Some Books to Give in 2021
Julia Donaldson Sharon King-Chai (ill)
Macmillan, Hardback, NZ$30
Julia Donaldson, author of The Gruffalo, has created an awe-inspiring counting book with remarkable fold-out, flop-over, peep-through and lift-up delights. This clever paper-engineering does not detract
from the inspired illustrations of Sharon King-Chai.
‘Who has more babies than that?’ is the recurring question.
The first creature we meet is a mother bat flitting through a midnight scene. Lift her wing and we find a baby but tucked securely away.
‘This bat has 1 baby holding on tight
as they fly through the night.’
The revelation of the baby bat is a genuine surprise. Further surprises follow as each picture reveals its secret. The numbers build up as the question is repeated, ‘Who has more babies than that?’ Leopard, fox, owl, pig and turkey all have their offspring in crafty concealment. The text is ideal for reading aloud. (Three cubs are ‘tottering, swaying, pouncing and playing.’) The freshness of the words is matched by the sheer originality of the paper engineering, which makes every page a puzzle to be solved. The illustrations are equally imaginative and stunning. The young arctic hares are hidden by snowflakes, while the vibrant colours of the butterfly’s children explode into splendid colour. And who has the most babies? The answer is a funny one, which will have young readers leafing through the book to find what they’ve missed.

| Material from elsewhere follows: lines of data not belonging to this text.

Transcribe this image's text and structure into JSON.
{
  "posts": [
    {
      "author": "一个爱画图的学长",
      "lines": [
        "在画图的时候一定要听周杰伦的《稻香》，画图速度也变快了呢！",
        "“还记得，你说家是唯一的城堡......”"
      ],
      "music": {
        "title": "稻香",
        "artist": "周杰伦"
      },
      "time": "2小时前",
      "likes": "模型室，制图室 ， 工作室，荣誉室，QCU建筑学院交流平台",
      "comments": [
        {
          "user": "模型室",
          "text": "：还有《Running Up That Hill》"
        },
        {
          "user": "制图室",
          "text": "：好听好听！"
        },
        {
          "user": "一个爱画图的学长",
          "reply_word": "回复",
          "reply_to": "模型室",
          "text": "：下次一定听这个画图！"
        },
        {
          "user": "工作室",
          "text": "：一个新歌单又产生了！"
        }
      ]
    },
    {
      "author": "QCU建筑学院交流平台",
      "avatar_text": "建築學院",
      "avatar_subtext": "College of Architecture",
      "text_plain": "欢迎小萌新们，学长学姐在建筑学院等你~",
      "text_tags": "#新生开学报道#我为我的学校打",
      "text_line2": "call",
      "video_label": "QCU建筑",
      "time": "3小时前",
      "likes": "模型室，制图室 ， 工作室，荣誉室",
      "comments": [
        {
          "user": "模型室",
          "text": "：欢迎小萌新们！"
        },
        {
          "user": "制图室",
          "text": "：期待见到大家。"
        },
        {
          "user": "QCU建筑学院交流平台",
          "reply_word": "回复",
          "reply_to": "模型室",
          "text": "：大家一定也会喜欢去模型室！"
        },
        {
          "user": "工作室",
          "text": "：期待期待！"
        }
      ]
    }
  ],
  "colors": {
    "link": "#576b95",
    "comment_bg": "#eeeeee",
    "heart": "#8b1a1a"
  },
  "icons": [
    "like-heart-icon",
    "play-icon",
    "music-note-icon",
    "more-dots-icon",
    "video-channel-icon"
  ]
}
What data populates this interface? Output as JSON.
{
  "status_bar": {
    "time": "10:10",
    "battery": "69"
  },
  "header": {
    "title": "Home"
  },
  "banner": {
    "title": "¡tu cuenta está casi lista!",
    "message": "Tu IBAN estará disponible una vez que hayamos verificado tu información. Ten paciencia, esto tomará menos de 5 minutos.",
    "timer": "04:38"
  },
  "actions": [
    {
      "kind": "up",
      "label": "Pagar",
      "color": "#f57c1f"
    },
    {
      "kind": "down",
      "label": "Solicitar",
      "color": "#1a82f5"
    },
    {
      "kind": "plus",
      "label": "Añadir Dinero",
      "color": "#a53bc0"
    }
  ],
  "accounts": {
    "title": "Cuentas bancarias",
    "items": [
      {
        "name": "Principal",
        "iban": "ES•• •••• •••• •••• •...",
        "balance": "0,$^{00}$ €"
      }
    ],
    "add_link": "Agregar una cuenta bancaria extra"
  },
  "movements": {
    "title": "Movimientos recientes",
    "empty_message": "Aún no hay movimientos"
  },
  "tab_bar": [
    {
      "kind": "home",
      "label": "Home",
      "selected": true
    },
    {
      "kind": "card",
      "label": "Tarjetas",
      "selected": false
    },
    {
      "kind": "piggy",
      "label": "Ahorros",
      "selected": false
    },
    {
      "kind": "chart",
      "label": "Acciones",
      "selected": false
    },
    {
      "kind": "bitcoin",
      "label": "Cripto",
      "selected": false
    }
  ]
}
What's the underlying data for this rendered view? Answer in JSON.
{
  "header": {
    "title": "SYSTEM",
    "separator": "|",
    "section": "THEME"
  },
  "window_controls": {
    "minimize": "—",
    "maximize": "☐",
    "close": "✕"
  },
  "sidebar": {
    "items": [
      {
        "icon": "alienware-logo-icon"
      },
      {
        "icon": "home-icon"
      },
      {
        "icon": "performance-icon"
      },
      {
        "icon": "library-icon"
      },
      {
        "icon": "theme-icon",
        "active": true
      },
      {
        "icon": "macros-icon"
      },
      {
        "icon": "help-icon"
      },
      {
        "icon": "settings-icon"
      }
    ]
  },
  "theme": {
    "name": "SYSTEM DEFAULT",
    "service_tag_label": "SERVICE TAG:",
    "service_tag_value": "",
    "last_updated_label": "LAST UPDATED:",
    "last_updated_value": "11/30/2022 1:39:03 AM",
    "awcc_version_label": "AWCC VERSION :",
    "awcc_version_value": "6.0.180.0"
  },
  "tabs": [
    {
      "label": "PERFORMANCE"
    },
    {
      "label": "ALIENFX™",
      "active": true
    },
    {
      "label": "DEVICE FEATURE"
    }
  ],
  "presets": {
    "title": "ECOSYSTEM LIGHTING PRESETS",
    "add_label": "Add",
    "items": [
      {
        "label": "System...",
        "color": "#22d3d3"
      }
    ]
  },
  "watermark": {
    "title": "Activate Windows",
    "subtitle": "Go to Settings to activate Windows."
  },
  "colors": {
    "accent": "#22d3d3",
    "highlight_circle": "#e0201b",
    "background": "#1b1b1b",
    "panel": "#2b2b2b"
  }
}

Will You Be My Friend? (2020)
Sam McBratney, ill. Anita Jeram
Walker Books, hardback, NZ$18
It is a quarter of a century since the picture book Guess How Much I Love You became an international best-seller. Now author Sam McBratney and illustrator Anita Jeram return with a sequel as charming as the original. Little Nutbrown Hare goes off to amuse himself. After playing with his
reflection and his shadow, he meets someone real – another young hare. ‘My name is Tipps,’said the Cloudy Mountain Hare. ‘Will you be my friend? Do you want to play?’
What follows is a charming sketch of childhood friendship, activity and anxiety. The conclusion is sweet. Anita Jeram’s water colour illustrations are a splendid portrayal of the exuberance of young friends.
A charming parable continues.
What We’ll Build: Plan for our Together Future (2020)
HarperCollins, hardback, NZ$20
Oliver Jeffer’s picture books are always an invitation to young readers to use their imagination What
We’ll Build is dedicated to his daughter, Mari, and shows a father and daughter working together to plan and create their future world.
‘What shall we build, you and I?’ In a surreal landscape, they gather their tools and ‘build a house to be our home.’
In a lovely metaphor, they build a fortress to keep their enemies out. And, in a lovelier metaphor, they then build a gate to let them in, build a table to drink tea with them, and say ‘Sorry’. Typically, in Jefferson’s imaginative style, the enemies turn out to be such stock figures as a pirate, a witch and a giant. Imagination is given full rein. ‘Let’s build a road up to the moon!’ Then they decide to build somewhere to rest ‘for we’ll be tired soon.’ A whimsical illustration shows the pair in a hammock strung between two trees – on the moon! (Even the birds are wearing space helmets.) After other planets are explored, father and daughter build a fire – to bring warmth and comfort.
‘These are the things we’ll build, you and I’
What We’ll Build is a lively brainstorm of freewheeling imagination and love.
The 130-Storey Treehouse (2020)
Andy Griffiths, ill Terry Denton
Pan Macmillan, paperback, NZ$18
‘Hi, my name is Andy. This is my friend, Terry. We live in a tree. Well, when I say ‘tree’ I mean treehouse.’
Andy and Terry need no introduction, as their treehouse has been regularly rebuilt from 13 stories through 26, 39, 52, 65, 78, 91, 104, 117 to the dizzying height of The 130-Storey Treehouse. This tenth volume of the saga has everything to delight loyal Treehouse readers. There is a time-wasting
level, a people-eating plant called Petal, and a giant flying eyeball from outer space. Pretty much an ordinary day at the Treehouse, except that this one has a built-in bookshop.
My favourite part of The 130-Storey Treehouse is Andy’s battle with a pesky fly, which expands into an epic saga where the fly becomes a warrior hero with its own anthem (to the tune of Food).
‘Fly, glorious fly! Black, speedy and fuzzy!
Fly, glorious fly! Brave, heroic and buzzy!’
Mr Big Nose the publisher won’t like his appearance on page 310 but he will sell lots of copies.